Lawson, president and chief executive officer of She's Fit! health clubs, was not the first Vancouver-area businessman with eyes on bringing Linden – the most popular Canuck in history and a man so locally revered his name was bandied about for this fall's mayoral campaign – into the mix. Linden, Lawson said, had already rejected "hundreds" of offers.
But Linden was intrigued by Lawson's pitch and within the next year Club 16 Trevor Linden Fitness will open its sixth and seventh locations – part of Linden's carefully managed post-hockey business career that included a highly visible role with eyewear provider Clearly Contacts.
Though it was Linden's name that initially made him an attractive fit, Lawson said the two formed a true partnership.
He said Linden had his finger on everything, from choosing new locations to real estate negotiations.
And though Linden's perceived lack of business experience has led some to question his appointment to the role of president of hockey operations for the Canucks, Lawson considers him an ideal fit due to his drive and business acumen.
"On many an occasion he has said to me, 'Chuck, what else can I do?' He really wants to be part of it all," Lawson said.

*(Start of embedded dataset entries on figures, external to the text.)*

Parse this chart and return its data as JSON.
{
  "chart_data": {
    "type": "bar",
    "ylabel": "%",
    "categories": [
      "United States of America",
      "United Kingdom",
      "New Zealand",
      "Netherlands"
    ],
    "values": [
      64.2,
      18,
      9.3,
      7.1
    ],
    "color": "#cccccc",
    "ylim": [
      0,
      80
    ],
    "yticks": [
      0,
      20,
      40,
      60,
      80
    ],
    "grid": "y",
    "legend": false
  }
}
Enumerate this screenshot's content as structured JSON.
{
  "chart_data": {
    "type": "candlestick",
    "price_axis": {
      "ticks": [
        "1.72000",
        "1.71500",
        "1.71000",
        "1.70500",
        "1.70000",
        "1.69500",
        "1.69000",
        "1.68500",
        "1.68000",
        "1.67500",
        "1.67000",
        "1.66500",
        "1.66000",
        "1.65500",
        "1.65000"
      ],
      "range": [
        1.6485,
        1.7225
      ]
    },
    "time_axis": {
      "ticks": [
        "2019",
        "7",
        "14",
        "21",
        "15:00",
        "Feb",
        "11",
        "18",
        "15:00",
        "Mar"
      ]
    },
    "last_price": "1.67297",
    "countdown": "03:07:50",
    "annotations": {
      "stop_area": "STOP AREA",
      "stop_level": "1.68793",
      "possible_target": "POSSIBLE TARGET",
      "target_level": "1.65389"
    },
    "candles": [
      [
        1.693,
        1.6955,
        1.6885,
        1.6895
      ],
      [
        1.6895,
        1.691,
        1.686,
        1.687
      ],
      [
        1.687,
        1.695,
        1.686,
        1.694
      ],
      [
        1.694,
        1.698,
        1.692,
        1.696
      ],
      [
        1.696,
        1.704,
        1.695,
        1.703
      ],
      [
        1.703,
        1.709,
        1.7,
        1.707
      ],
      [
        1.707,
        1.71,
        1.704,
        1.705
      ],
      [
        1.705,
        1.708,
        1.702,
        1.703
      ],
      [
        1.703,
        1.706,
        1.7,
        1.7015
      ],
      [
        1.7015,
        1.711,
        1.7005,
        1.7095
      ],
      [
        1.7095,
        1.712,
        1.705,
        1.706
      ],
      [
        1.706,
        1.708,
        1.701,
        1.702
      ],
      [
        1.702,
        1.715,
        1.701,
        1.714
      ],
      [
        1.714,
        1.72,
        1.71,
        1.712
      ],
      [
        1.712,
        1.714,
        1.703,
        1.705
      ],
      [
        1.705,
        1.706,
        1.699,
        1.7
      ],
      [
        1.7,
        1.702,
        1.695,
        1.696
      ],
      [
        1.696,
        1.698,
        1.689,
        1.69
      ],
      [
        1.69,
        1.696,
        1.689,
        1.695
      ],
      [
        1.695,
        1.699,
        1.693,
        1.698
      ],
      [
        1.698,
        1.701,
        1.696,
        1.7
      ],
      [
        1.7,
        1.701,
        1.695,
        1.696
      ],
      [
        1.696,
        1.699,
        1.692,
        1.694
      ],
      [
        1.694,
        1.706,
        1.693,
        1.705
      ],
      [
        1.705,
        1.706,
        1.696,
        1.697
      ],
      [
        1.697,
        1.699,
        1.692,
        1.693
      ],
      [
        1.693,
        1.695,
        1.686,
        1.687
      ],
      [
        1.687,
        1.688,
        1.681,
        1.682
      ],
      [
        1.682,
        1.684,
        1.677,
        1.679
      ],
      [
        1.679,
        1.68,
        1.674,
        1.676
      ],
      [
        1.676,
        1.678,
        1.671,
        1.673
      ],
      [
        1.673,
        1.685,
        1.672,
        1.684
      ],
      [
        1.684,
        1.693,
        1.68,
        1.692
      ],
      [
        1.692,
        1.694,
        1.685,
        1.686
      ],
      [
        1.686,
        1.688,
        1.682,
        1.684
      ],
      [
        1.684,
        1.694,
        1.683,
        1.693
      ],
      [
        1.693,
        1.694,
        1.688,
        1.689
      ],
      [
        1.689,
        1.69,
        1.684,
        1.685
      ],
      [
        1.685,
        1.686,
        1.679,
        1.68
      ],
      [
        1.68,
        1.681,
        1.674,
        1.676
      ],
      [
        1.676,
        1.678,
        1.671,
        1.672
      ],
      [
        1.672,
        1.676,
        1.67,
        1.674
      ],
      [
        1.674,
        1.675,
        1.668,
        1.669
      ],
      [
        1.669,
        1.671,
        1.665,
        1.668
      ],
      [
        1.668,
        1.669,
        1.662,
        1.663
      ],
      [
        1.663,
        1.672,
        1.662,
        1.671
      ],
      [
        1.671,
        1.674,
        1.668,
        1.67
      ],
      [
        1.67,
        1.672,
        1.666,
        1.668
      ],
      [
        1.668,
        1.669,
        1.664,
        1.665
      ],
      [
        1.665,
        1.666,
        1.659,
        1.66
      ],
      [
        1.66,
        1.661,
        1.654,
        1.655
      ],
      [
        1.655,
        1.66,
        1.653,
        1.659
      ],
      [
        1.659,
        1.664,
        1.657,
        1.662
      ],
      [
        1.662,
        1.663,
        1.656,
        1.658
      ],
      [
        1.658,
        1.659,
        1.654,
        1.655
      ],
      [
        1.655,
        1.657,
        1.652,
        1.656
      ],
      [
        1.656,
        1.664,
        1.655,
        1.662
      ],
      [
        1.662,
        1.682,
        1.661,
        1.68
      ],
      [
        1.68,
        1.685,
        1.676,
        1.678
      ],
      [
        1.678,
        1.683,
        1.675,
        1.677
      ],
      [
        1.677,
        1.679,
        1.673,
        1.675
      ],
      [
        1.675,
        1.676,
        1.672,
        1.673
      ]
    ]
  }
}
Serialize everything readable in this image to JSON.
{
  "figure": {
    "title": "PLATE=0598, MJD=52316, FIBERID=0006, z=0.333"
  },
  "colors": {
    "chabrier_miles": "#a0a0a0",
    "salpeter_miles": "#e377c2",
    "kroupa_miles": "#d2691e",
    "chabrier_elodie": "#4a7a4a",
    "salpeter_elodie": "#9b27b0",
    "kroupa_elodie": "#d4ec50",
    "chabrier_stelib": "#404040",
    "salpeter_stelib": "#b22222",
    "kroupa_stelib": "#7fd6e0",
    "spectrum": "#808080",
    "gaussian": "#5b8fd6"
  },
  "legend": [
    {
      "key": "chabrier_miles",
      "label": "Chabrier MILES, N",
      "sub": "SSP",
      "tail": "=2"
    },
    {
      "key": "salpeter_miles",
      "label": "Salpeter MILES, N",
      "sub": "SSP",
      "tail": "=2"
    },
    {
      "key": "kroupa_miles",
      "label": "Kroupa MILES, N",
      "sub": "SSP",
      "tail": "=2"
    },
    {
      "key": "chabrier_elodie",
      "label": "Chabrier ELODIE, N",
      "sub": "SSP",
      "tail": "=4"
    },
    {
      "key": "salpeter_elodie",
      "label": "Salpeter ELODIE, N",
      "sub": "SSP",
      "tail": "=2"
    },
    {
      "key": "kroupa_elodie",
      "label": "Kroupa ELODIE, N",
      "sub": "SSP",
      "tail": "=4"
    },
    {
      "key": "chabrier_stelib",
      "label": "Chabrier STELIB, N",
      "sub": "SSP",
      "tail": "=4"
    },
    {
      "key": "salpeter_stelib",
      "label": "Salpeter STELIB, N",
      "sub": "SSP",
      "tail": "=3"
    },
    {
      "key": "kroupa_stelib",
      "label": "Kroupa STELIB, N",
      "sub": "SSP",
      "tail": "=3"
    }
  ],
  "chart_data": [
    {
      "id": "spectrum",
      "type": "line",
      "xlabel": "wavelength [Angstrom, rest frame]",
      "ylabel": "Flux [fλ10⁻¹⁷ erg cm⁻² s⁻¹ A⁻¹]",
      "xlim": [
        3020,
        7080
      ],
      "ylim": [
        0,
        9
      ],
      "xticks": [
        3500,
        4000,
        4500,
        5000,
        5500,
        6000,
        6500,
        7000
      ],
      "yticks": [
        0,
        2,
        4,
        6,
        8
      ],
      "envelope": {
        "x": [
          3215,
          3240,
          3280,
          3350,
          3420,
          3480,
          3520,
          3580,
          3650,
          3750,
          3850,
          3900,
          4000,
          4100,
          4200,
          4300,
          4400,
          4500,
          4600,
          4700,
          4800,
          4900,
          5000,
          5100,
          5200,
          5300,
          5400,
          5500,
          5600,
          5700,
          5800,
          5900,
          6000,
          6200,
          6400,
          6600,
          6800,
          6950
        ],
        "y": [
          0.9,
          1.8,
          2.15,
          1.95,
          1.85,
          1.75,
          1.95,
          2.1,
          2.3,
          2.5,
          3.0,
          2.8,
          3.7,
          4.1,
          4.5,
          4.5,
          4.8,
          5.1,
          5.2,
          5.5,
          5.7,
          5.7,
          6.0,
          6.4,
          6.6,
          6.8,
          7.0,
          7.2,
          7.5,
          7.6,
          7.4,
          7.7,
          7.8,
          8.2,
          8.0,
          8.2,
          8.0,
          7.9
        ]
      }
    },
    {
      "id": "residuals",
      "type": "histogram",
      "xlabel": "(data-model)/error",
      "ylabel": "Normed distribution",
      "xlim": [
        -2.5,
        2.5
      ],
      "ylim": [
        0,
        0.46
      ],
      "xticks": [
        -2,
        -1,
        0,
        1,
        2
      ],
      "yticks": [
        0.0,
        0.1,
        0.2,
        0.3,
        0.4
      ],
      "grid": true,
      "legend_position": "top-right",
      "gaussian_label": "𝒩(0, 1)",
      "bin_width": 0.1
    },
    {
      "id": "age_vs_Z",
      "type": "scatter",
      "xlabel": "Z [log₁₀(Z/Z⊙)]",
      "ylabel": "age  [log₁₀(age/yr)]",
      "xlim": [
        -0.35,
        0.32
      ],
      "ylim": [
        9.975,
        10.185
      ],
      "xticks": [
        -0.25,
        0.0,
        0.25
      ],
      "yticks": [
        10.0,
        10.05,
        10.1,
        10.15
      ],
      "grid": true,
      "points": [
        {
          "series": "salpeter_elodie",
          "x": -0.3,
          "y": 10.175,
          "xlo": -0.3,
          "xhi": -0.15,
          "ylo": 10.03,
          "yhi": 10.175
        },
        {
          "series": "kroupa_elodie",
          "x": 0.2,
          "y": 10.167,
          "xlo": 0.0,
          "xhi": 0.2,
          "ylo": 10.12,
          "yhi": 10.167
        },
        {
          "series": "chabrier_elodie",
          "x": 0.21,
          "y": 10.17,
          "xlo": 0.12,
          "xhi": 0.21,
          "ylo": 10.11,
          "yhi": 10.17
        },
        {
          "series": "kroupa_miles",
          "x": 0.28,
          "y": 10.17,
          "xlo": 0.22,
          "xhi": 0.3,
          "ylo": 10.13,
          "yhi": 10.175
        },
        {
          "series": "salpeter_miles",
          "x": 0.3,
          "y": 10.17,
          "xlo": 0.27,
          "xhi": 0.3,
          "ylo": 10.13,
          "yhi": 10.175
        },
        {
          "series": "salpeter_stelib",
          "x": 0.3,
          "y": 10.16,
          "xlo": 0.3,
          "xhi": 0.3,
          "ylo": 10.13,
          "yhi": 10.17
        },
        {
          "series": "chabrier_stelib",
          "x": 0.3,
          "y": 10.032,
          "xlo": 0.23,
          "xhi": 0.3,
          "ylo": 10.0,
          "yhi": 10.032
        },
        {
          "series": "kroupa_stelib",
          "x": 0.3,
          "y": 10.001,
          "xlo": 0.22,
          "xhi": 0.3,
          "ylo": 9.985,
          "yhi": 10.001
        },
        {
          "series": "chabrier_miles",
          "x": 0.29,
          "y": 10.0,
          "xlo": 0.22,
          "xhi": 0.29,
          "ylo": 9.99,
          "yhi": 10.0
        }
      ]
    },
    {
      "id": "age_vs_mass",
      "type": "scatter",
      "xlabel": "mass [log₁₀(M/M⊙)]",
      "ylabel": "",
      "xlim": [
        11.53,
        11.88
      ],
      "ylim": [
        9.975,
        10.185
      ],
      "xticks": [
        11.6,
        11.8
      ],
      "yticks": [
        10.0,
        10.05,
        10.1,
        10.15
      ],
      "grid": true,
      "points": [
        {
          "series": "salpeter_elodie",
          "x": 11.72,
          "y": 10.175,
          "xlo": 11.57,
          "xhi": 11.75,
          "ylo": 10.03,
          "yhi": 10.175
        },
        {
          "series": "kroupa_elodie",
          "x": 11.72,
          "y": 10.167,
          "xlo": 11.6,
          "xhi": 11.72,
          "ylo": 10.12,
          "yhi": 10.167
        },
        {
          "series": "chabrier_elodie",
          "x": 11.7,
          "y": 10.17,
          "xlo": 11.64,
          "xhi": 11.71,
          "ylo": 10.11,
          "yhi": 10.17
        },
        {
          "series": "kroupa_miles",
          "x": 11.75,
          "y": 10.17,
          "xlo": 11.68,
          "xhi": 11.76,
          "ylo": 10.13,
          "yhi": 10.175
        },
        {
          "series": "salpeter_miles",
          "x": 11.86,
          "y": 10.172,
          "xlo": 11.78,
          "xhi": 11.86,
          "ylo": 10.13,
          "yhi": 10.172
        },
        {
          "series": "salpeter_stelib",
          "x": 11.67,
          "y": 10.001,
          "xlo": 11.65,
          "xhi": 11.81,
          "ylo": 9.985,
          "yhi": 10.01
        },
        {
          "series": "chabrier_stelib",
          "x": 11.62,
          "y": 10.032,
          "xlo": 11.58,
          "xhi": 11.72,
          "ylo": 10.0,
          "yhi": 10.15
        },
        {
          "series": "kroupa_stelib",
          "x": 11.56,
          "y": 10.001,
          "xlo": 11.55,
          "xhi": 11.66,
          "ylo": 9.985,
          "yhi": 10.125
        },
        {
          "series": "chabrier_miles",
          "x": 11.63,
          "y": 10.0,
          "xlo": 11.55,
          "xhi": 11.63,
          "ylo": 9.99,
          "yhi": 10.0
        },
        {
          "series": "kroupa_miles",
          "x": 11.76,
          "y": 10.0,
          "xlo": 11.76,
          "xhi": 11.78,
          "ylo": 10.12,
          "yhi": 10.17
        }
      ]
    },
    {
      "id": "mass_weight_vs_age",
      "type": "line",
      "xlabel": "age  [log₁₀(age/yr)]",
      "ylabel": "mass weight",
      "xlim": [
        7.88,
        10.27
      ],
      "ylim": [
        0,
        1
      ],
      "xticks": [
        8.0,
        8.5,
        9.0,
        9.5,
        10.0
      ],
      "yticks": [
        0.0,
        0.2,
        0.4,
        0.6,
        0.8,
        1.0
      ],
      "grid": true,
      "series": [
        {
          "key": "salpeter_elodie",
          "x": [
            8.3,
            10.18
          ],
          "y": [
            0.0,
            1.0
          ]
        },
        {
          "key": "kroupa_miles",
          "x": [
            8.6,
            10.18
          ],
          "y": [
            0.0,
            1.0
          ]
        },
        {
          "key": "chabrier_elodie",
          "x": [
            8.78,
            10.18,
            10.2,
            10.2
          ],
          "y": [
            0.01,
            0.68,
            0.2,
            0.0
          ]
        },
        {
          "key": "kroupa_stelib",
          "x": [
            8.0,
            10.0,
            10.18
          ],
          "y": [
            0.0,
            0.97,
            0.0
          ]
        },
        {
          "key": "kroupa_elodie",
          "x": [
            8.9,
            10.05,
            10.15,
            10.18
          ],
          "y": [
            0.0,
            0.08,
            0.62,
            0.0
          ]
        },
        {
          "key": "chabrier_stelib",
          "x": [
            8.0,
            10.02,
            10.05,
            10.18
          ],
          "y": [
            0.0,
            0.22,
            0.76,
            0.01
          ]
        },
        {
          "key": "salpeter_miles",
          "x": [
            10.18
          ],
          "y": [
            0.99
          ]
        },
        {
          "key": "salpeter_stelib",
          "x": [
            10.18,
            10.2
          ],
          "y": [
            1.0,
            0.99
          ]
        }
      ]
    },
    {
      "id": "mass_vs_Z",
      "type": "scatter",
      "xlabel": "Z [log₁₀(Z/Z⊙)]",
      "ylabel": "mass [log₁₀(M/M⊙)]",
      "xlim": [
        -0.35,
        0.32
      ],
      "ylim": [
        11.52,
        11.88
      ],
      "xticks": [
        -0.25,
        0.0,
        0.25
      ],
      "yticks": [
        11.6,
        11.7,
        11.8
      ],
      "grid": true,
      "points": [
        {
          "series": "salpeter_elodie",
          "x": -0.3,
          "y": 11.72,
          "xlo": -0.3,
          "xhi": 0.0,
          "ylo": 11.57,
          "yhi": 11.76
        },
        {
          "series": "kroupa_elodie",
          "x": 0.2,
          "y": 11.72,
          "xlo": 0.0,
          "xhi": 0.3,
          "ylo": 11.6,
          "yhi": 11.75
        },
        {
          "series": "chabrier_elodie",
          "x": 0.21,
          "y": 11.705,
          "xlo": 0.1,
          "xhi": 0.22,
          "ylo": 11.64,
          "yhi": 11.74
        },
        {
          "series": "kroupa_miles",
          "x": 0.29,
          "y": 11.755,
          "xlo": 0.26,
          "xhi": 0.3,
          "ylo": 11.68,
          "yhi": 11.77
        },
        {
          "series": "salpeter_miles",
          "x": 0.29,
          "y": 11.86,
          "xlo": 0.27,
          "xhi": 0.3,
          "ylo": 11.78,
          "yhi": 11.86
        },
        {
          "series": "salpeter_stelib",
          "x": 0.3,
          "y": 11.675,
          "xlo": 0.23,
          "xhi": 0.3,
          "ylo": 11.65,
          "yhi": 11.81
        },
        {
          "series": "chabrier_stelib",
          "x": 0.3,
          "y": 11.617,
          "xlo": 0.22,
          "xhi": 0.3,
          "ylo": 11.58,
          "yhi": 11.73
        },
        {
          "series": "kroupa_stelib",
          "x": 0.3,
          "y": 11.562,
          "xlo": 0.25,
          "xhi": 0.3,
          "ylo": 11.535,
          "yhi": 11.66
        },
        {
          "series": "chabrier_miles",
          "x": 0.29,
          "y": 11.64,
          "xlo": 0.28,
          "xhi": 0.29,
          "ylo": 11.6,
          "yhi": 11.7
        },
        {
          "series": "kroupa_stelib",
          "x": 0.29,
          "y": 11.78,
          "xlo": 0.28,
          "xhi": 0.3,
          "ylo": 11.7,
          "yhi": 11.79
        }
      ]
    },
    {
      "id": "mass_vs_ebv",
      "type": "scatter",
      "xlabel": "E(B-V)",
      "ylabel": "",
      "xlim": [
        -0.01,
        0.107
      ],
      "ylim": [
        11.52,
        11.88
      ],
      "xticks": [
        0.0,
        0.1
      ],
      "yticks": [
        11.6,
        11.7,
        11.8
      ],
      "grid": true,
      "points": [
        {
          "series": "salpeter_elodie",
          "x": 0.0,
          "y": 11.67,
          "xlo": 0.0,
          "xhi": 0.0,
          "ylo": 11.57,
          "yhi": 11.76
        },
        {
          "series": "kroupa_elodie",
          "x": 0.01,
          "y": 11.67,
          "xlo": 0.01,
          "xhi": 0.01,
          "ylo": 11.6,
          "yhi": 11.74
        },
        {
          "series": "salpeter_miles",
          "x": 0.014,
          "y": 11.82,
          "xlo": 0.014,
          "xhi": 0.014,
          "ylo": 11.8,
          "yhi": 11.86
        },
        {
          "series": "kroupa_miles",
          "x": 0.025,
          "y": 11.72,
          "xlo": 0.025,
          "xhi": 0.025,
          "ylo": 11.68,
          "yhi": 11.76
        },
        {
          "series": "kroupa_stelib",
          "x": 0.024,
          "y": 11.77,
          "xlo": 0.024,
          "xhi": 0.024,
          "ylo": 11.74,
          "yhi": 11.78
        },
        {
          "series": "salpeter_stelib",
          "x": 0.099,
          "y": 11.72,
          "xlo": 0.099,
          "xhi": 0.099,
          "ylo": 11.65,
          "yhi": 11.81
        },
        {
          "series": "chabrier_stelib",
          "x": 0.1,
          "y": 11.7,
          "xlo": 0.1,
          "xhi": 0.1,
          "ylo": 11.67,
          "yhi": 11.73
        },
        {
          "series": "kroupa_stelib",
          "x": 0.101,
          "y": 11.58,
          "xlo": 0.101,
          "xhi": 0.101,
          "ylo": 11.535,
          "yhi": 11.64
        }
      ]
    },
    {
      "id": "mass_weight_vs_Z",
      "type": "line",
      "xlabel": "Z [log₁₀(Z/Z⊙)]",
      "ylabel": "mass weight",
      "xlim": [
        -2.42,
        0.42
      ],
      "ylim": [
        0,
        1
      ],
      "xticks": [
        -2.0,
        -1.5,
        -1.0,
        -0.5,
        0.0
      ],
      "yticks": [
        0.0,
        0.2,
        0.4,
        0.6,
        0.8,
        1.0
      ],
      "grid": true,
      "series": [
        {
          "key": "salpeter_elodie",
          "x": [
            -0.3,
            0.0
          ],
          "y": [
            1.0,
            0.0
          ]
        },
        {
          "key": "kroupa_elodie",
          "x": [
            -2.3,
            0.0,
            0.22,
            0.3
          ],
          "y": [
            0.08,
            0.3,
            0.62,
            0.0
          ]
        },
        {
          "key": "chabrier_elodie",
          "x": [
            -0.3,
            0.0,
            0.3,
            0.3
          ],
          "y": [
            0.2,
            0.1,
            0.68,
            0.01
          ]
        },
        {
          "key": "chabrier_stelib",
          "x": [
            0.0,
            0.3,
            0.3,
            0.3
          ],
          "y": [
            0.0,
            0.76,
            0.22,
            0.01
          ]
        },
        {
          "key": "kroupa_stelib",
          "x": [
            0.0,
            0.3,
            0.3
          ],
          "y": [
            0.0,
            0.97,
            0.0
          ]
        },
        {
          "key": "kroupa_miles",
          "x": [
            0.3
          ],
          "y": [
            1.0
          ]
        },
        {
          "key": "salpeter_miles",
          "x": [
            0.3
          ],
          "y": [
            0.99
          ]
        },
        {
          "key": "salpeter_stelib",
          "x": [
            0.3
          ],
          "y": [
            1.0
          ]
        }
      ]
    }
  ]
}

Lawson was one of the few people Linden mentioned by name at a news conference Wednesday to discuss his new role. He thanked Lawson for his support and trumpeted what he learned from their venture.
"Through my 20 years as a player, 15 years with the [NHL Players' Association] and my more recent work in growing and leading a private business, I believe I'm ready for this challenge," Linden told reporters.
Lawson said Linden spoke with him about the Canucks job before he took it, though he – like Linden – wouldn't disclose when the former player was first approached.
"I told him, 'Do your due diligence, as you did with me and I'm sure you'll come up with the right decision for you.' And that's the thing, he really is good at the due diligence. I know he thought about it a lot," Lawson said.
Lawson doesn't expect Linden to throw away his investment, though he obviously will not be as involved in the fitness centres as he has been. He expects he'll update Linden on the business from time to time, but exactly how often is unclear.
When Linden wasn't wrapped up in fitness centre business – or skiing or cycling, two noted passions – he also served as a pitchman for Clearly Contacts, appearing in commercials.
Roger Hardy, the company's founder and chief executive officer, said more than 10,000 pairs of Linden-brand glasses have been sold. Sales have even outpaced Hardy's own brand.
Hardy, with a laugh, said Linden became so identifiable with the company and was such a catalyst in its success that people would ask him what it was like to work for the former Canuck.
"As a businessman, I think he's very well-respected. He's well-liked. I think he's got a very strong brand, not just in sport but in business as well," Hardy said.
Arthur Griffiths, whose family owned the Canucks for more than two decades, said bringing Linden back was a smart move. He said Linden exudes a certain confidence and won't be afraid to make tough decisions.
He said anyone questioning Linden's off-ice ability only needs to look at the work he did to end the lockout, when he was president of the NHLPA in 2005.
"When the deal was done there was a massive, massive credit given by many players, owners and the league for what role [Linden] had in essentially building the bridge to bring the game back," Griffiths said.